Ever since I’ve become semi-retired, I’ve gotten busier. I put that on Twitter to let people know that I’m at the end of the game now; I’m not taking on new students. I’ve got Frankie, Ross Fisher, some college kids and the members at The Wisley club in England. And that’s it. That’s a lot. I have to tell you, recently I’ve turned down three or four well-known golfers who you would think I’m crazy to pass up a chance to work with. They’re good guys, but I’m too busy.

how do you feel about technology reshaping golf instruction?

It’s a natural progression that mirrors technological advances in everything. It’s not the world I grew up in, but you’ve got to learn all these systems to stay relevant. I’m one of the old guys, and it’s easy to say we didn’t need that stuff back then. But nowadays, the whole field can win each week. You need every advantage you can get. You better know whether your player should have a banana on the fourth hole or the sixth hole, because if it helps, it helps. The terminology with all these tech systems is funny, though. It’s like learning a foreign language. A lot of it is things you should never say to a student. I wouldn’t even use some of these words with a tour pro. I just tell them what it should feel like. It’s for me to understand the technical stuff, but I want players to play.

is there anything out there in golf instruction that is hurting the average player? Less now than perhaps in the past, when people were trying to concentrate on positions in the swing as being key positions. I think the guys who do good work on tour, and the guys who do good research on the swing, are learning that it’s not about a set of swing positions – it’s a flow.

you have a reputation for being outspoken. is that fair?

I tend to be a rebel, and I’ve upset a lot of people along the way. But it never worried me about being popular – I don’t give a s—. I really don’t. I don’t have intentions of leaving a legacy. My intention is to live my life and do what I do. The last time I got involved with talking technique on Twitter, about five or six years ago, was with the stack-and-tilt guys. They had so much good information, but they were telling everyone else they were wrong. They weren’t wrong. You look at those guys and say, “Some of your research is great, but don’t tell everyone they’ve got to get in these positions.” Monty didn’t need stack-and-tilt.

what’s another example of a great coaching job?

It was with a lady member of Wanstead.
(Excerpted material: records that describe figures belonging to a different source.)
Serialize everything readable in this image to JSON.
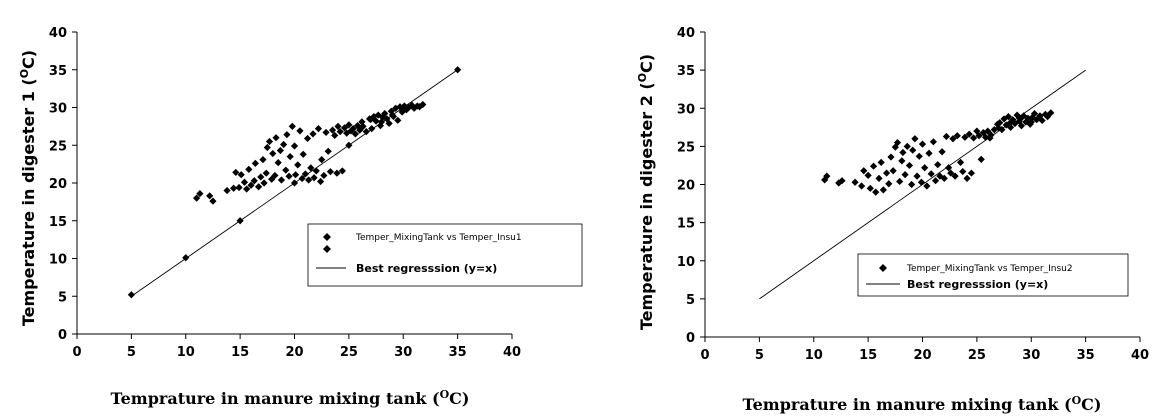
{
  "chart_data": [
    {
      "type": "scatter",
      "xlabel": "Temprature in manure mixing tank (",
      "xlabel_sup": "O",
      "xlabel_end": "C)",
      "ylabel": "Temperature in digester 1 (",
      "ylabel_sup": "O",
      "ylabel_end": "C)",
      "xlim": [
        0,
        40
      ],
      "ylim": [
        0,
        40
      ],
      "xticks": [
        0,
        5,
        10,
        15,
        20,
        25,
        30,
        35,
        40
      ],
      "yticks": [
        0,
        5,
        10,
        15,
        20,
        25,
        30,
        35,
        40
      ],
      "grid": false,
      "legend": [
        {
          "label": "Temper_MixingTank vs Temper_Insu1",
          "marker": "diamond"
        },
        {
          "label": "Best regresssion (y=x)",
          "marker": "line"
        }
      ],
      "series": [
        {
          "name": "Temper_MixingTank vs Temper_Insu1",
          "points": [
            [
              5,
              5.2
            ],
            [
              10,
              10.1
            ],
            [
              15,
              15
            ],
            [
              20,
              20
            ],
            [
              25,
              25
            ],
            [
              30,
              30
            ],
            [
              35,
              35
            ],
            [
              11,
              18
            ],
            [
              11.3,
              18.6
            ],
            [
              12.2,
              18.3
            ],
            [
              12.5,
              17.6
            ],
            [
              13.8,
              19
            ],
            [
              14.4,
              19.3
            ],
            [
              14.6,
              21.4
            ],
            [
              14.9,
              19.4
            ],
            [
              15.1,
              21.1
            ],
            [
              15.4,
              20.1
            ],
            [
              15.6,
              19.2
            ],
            [
              15.8,
              21.8
            ],
            [
              16,
              19.7
            ],
            [
              16.3,
              20.3
            ],
            [
              16.4,
              22.6
            ],
            [
              16.7,
              19.5
            ],
            [
              16.9,
              20.8
            ],
            [
              17.1,
              23.1
            ],
            [
              17.2,
              20
            ],
            [
              17.4,
              21.3
            ],
            [
              17.5,
              24.7
            ],
            [
              17.7,
              25.5
            ],
            [
              17.9,
              20.5
            ],
            [
              18,
              23.9
            ],
            [
              18.2,
              21
            ],
            [
              18.3,
              26
            ],
            [
              18.5,
              22.7
            ],
            [
              18.7,
              24.3
            ],
            [
              18.8,
              20.4
            ],
            [
              19,
              25.1
            ],
            [
              19.2,
              21.7
            ],
            [
              19.3,
              26.4
            ],
            [
              19.5,
              20.9
            ],
            [
              19.6,
              23.5
            ],
            [
              19.8,
              27.5
            ],
            [
              20,
              24.9
            ],
            [
              20.1,
              21.1
            ],
            [
              20.3,
              22.4
            ],
            [
              20.5,
              26.9
            ],
            [
              20.7,
              20.6
            ],
            [
              20.8,
              23.8
            ],
            [
              21,
              21.2
            ],
            [
              21.2,
              25.9
            ],
            [
              21.3,
              20.4
            ],
            [
              21.5,
              22
            ],
            [
              21.7,
              26.5
            ],
            [
              21.8,
              20.7
            ],
            [
              22,
              21.6
            ],
            [
              22.2,
              27.2
            ],
            [
              22.4,
              20.2
            ],
            [
              22.5,
              23.1
            ],
            [
              22.7,
              21
            ],
            [
              22.9,
              26.7
            ],
            [
              23.1,
              24.2
            ],
            [
              23.3,
              21.5
            ],
            [
              23.5,
              27
            ],
            [
              23.7,
              26.3
            ],
            [
              23.9,
              21.3
            ],
            [
              24,
              27.5
            ],
            [
              24.2,
              26.8
            ],
            [
              24.4,
              21.6
            ],
            [
              24.6,
              27.3
            ],
            [
              24.8,
              26.6
            ],
            [
              25,
              27.7
            ],
            [
              25.2,
              26.9
            ],
            [
              25.4,
              27.2
            ],
            [
              25.6,
              26.5
            ],
            [
              25.8,
              27.6
            ],
            [
              26,
              27
            ],
            [
              26.3,
              27.5
            ],
            [
              26.6,
              26.8
            ],
            [
              26.9,
              28.5
            ],
            [
              27.1,
              27.2
            ],
            [
              27.3,
              28.8
            ],
            [
              27.5,
              28.2
            ],
            [
              27.7,
              29
            ],
            [
              27.9,
              27.6
            ],
            [
              28.1,
              28.7
            ],
            [
              28.3,
              29.2
            ],
            [
              28.5,
              28.5
            ],
            [
              28.7,
              27.9
            ],
            [
              28.9,
              29.5
            ],
            [
              29.1,
              28.8
            ],
            [
              29.3,
              29.9
            ],
            [
              29.5,
              28.3
            ],
            [
              29.7,
              30.1
            ],
            [
              29.9,
              29.4
            ],
            [
              30.1,
              30.2
            ],
            [
              30.3,
              29.7
            ],
            [
              30.5,
              30
            ],
            [
              30.8,
              30.3
            ],
            [
              31,
              29.9
            ],
            [
              31.3,
              30.2
            ],
            [
              31.5,
              30.1
            ],
            [
              31.8,
              30.4
            ],
            [
              26.2,
              28.1
            ],
            [
              27,
              28.4
            ],
            [
              28,
              28.1
            ],
            [
              29,
              29
            ],
            [
              30,
              29.6
            ]
          ]
        },
        {
          "name": "Best regresssion (y=x)",
          "line": [
            [
              5,
              5
            ],
            [
              35,
              35
            ]
          ]
        }
      ]
    },
    {
      "type": "scatter",
      "xlabel": "Temprature in manure mixing tank (",
      "xlabel_sup": "O",
      "xlabel_end": "C)",
      "ylabel": "Temperature in digester 2 (",
      "ylabel_sup": "O",
      "ylabel_end": "C)",
      "xlim": [
        0,
        40
      ],
      "ylim": [
        0,
        40
      ],
      "xticks": [
        0,
        5,
        10,
        15,
        20,
        25,
        30,
        35,
        40
      ],
      "yticks": [
        0,
        5,
        10,
        15,
        20,
        25,
        30,
        35,
        40
      ],
      "grid": false,
      "legend": [
        {
          "label": "Temper_MixingTank vs Temper_Insu2",
          "marker": "diamond"
        },
        {
          "label": "Best regresssion (y=x)",
          "marker": "line"
        }
      ],
      "series": [
        {
          "name": "Temper_MixingTank vs Temper_Insu2",
          "points": [
            [
              11,
              20.6
            ],
            [
              11.2,
              21.1
            ],
            [
              12.3,
              20.2
            ],
            [
              12.6,
              20.5
            ],
            [
              13.8,
              20.3
            ],
            [
              14.4,
              19.8
            ],
            [
              14.6,
              21.8
            ],
            [
              15,
              21.2
            ],
            [
              15.2,
              19.5
            ],
            [
              15.5,
              22.4
            ],
            [
              15.7,
              19
            ],
            [
              16,
              20.8
            ],
            [
              16.2,
              22.9
            ],
            [
              16.4,
              19.3
            ],
            [
              16.7,
              21.5
            ],
            [
              16.9,
              20.1
            ],
            [
              17.1,
              23.6
            ],
            [
              17.3,
              21.8
            ],
            [
              17.5,
              24.9
            ],
            [
              17.7,
              25.5
            ],
            [
              17.9,
              20.4
            ],
            [
              18.1,
              23.1
            ],
            [
              18.2,
              24.2
            ],
            [
              18.4,
              21.3
            ],
            [
              18.6,
              25
            ],
            [
              18.8,
              22.5
            ],
            [
              19,
              20
            ],
            [
              19.1,
              24.5
            ],
            [
              19.3,
              26
            ],
            [
              19.5,
              21.1
            ],
            [
              19.7,
              23.7
            ],
            [
              19.9,
              20.3
            ],
            [
              20,
              25.3
            ],
            [
              20.2,
              22.2
            ],
            [
              20.4,
              19.8
            ],
            [
              20.6,
              24.1
            ],
            [
              20.8,
              21.4
            ],
            [
              21,
              25.6
            ],
            [
              21.2,
              20.5
            ],
            [
              21.4,
              22.6
            ],
            [
              21.6,
              21.1
            ],
            [
              21.8,
              24.3
            ],
            [
              22,
              20.8
            ],
            [
              22.2,
              26.3
            ],
            [
              22.4,
              22.2
            ],
            [
              22.6,
              21.5
            ],
            [
              22.8,
              26
            ],
            [
              23,
              21.1
            ],
            [
              23.2,
              26.4
            ],
            [
              23.5,
              22.9
            ],
            [
              23.7,
              21.7
            ],
            [
              23.9,
              26.2
            ],
            [
              24.1,
              20.8
            ],
            [
              24.3,
              26.6
            ],
            [
              24.5,
              21.5
            ],
            [
              24.7,
              26.1
            ],
            [
              25,
              27
            ],
            [
              25.2,
              26.4
            ],
            [
              25.4,
              23.3
            ],
            [
              25.6,
              26.8
            ],
            [
              25.8,
              26.2
            ],
            [
              26,
              27
            ],
            [
              26.3,
              26.5
            ],
            [
              26.6,
              27.2
            ],
            [
              26.9,
              27.9
            ],
            [
              27.1,
              28.1
            ],
            [
              27.3,
              27.2
            ],
            [
              27.5,
              28.6
            ],
            [
              27.7,
              27.8
            ],
            [
              27.9,
              28.9
            ],
            [
              28.1,
              27.5
            ],
            [
              28.3,
              28.5
            ],
            [
              28.5,
              28
            ],
            [
              28.7,
              29.1
            ],
            [
              28.9,
              28.3
            ],
            [
              29.1,
              27.7
            ],
            [
              29.3,
              29
            ],
            [
              29.5,
              28.2
            ],
            [
              29.7,
              28.7
            ],
            [
              29.9,
              27.9
            ],
            [
              30.1,
              28.8
            ],
            [
              30.3,
              29.3
            ],
            [
              30.5,
              28.5
            ],
            [
              30.8,
              29
            ],
            [
              31,
              28.4
            ],
            [
              31.3,
              29.2
            ],
            [
              31.5,
              28.9
            ],
            [
              31.8,
              29.4
            ],
            [
              26.2,
              26.1
            ],
            [
              27,
              27.4
            ],
            [
              28,
              28
            ],
            [
              29,
              28.6
            ],
            [
              30,
              28.2
            ]
          ]
        },
        {
          "name": "Best regresssion (y=x)",
          "line": [
            [
              5,
              5
            ],
            [
              35,
              35
            ]
          ]
        }
      ]
    }
  ]
}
We’re talking 30 years ago. She could not get the ball airborne. At the time in England, to play the course, you had to have a handicap of 36 or better. With my help, she got down to 29. From where she started to where she got, that’s the best coaching I ever did. She got it airborne and got it around the golf course with no talent for sports whatsoever. And my first lesson? It was a lady member, and I just thought, Let her still like me at the end of this lesson. That was back when I still cared.